As Sinclair explained to me, each Motorola handset — the E included — has to endure a grueling process before it’s deemed market-ready. A total of 45 key performance indicators are evaluated, with engineers doing everything they can to shave milliseconds from app launch times to the time it takes to answer a phone call. Even with the Moto E, the team insisted on finding a way to include an all-day battery — a cell that could survive Moto’s internal mixed-usage test for 24 straight hours.
The Moto E was built to serve a growing market that was hungry to find an affordable phone that they’d be proud to own, and the Moto X that came before it most certainly helped to set the stage. Per Sinclair, “To compete in the premium phone space, you have to meet incredibly high quality, reliability and durability standards, so we just applied that knowledge to Moto G and E.” He also noted that Motorola’s approach to Android — an approach that strives to deliver a nearly stock experience with no bloatware and plenty of optimization — enabled it to “squeeze out more performance per dollar than anyone else.”
When asked about driving forces behind Moto E, I urged Sinclair to opine on how a mass market-ready phone could impact societies around the world.
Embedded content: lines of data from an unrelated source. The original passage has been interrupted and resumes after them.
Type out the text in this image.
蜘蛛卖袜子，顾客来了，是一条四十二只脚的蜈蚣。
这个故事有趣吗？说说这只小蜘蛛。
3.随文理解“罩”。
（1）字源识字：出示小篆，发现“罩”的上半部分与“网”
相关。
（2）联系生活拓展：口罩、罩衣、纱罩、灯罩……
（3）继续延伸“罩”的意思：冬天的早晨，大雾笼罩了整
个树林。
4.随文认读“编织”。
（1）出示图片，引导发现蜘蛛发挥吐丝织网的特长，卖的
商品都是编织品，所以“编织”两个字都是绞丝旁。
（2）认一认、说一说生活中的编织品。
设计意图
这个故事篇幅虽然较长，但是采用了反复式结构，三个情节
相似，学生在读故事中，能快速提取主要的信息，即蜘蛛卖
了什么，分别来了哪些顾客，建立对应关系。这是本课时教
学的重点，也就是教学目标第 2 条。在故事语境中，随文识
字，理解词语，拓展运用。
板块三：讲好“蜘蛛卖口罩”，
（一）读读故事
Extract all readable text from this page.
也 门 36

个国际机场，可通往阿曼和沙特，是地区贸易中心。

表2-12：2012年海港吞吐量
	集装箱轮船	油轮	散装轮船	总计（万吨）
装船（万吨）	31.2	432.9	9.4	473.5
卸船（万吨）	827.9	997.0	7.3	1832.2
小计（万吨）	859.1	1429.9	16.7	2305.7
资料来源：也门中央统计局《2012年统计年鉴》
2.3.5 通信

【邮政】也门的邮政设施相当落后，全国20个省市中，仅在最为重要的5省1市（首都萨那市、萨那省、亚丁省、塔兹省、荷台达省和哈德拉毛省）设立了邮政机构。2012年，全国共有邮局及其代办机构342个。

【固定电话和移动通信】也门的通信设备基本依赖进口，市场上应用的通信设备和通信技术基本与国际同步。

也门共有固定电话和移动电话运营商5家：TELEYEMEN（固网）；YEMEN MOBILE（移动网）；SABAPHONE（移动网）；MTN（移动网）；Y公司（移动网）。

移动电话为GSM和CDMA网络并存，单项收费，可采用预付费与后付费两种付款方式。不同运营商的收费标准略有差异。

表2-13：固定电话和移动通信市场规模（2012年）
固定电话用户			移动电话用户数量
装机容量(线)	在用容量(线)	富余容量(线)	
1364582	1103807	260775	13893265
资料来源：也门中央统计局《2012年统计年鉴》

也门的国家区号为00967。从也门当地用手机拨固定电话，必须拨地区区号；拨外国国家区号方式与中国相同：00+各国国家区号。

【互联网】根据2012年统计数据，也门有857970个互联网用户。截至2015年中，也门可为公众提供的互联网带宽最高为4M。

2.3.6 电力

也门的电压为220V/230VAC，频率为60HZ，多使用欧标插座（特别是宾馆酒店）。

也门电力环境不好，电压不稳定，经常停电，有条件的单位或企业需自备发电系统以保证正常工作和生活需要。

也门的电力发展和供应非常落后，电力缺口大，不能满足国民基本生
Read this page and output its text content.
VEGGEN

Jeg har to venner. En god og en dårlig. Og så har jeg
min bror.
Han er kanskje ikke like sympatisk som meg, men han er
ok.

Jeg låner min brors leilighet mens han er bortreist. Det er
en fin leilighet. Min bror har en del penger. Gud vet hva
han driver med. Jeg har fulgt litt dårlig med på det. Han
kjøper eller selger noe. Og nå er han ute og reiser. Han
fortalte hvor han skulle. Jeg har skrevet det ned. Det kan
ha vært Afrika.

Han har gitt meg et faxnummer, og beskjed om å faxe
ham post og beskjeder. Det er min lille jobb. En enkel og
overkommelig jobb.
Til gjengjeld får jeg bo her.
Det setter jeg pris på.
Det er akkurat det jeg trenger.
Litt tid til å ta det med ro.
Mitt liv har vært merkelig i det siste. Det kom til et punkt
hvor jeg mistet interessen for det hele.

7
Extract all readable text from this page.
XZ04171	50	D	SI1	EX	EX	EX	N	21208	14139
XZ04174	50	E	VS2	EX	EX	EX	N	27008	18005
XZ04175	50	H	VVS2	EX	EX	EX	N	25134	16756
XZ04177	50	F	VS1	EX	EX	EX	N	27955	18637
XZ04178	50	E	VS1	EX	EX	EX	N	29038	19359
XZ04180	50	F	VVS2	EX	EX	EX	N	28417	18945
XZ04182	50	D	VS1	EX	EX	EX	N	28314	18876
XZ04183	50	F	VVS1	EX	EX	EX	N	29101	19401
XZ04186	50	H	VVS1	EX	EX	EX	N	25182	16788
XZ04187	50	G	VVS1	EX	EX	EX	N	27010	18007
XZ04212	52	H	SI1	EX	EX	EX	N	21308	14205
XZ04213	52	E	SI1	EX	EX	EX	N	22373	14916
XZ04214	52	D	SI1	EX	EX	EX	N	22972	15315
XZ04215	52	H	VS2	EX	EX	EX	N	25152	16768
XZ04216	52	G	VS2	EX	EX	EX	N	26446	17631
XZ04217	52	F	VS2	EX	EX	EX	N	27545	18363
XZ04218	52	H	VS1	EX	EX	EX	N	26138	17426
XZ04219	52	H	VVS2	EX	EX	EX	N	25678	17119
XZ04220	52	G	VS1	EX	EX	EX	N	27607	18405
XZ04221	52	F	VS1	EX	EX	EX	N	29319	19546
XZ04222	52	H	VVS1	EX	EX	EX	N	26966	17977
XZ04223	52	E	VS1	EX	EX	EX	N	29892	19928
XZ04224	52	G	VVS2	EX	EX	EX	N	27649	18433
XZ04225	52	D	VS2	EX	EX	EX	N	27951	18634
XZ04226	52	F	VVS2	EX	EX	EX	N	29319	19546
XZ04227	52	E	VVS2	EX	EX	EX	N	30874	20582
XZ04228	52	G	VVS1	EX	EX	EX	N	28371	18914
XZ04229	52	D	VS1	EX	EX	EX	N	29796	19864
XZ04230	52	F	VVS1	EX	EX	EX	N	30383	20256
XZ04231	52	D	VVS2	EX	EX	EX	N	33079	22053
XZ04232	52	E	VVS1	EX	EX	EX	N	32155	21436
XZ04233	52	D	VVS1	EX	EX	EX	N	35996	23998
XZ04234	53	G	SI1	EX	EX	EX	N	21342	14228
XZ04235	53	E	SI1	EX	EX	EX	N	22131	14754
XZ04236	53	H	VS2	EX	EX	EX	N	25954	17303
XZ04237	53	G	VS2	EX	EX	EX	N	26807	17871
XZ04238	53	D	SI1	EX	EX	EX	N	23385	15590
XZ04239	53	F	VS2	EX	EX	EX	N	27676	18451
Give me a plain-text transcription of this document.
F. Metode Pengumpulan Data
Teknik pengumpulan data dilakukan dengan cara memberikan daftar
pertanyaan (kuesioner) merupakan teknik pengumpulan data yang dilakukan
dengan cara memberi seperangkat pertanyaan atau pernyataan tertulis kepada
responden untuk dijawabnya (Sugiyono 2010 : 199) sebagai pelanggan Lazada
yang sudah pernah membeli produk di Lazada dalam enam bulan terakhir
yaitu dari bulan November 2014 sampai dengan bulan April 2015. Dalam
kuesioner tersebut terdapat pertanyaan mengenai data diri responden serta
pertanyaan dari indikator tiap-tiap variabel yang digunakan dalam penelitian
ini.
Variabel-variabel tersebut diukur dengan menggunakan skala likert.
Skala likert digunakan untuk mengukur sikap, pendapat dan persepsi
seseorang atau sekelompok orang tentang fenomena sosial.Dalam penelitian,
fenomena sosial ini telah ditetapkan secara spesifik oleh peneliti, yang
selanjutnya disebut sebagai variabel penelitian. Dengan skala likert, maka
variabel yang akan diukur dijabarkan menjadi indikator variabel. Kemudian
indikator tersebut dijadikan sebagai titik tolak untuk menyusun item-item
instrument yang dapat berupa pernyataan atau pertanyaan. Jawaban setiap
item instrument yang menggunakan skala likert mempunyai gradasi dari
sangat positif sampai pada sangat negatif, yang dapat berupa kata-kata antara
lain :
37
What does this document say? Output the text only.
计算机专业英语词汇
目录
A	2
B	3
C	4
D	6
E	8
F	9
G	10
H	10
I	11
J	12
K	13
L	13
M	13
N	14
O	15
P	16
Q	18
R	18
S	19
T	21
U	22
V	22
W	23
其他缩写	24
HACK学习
Personally, I’m intrigued by the notion of millions upon millions of people suddenly being able to afford a smartphone that launches them into the digital economy, and Sinclair seemed to share in that excitement.
To quote Sinclair: “We really think that mobile access to the Internet and everything that the Internet brings — education, job opportunities, social connections, entertainment – should be available to everyone. Our hope is that we’re delivering that kind of freedom and access to people. They could find work, or they could sell something they’ve built, or stay in touch with their daughter who left home for the first time – that’s a powerful thing, and not everyone can afford the highest end device to pull that off.”
For many people, this is the only connected device they’ll ever have, so why shouldn’t it be good one?”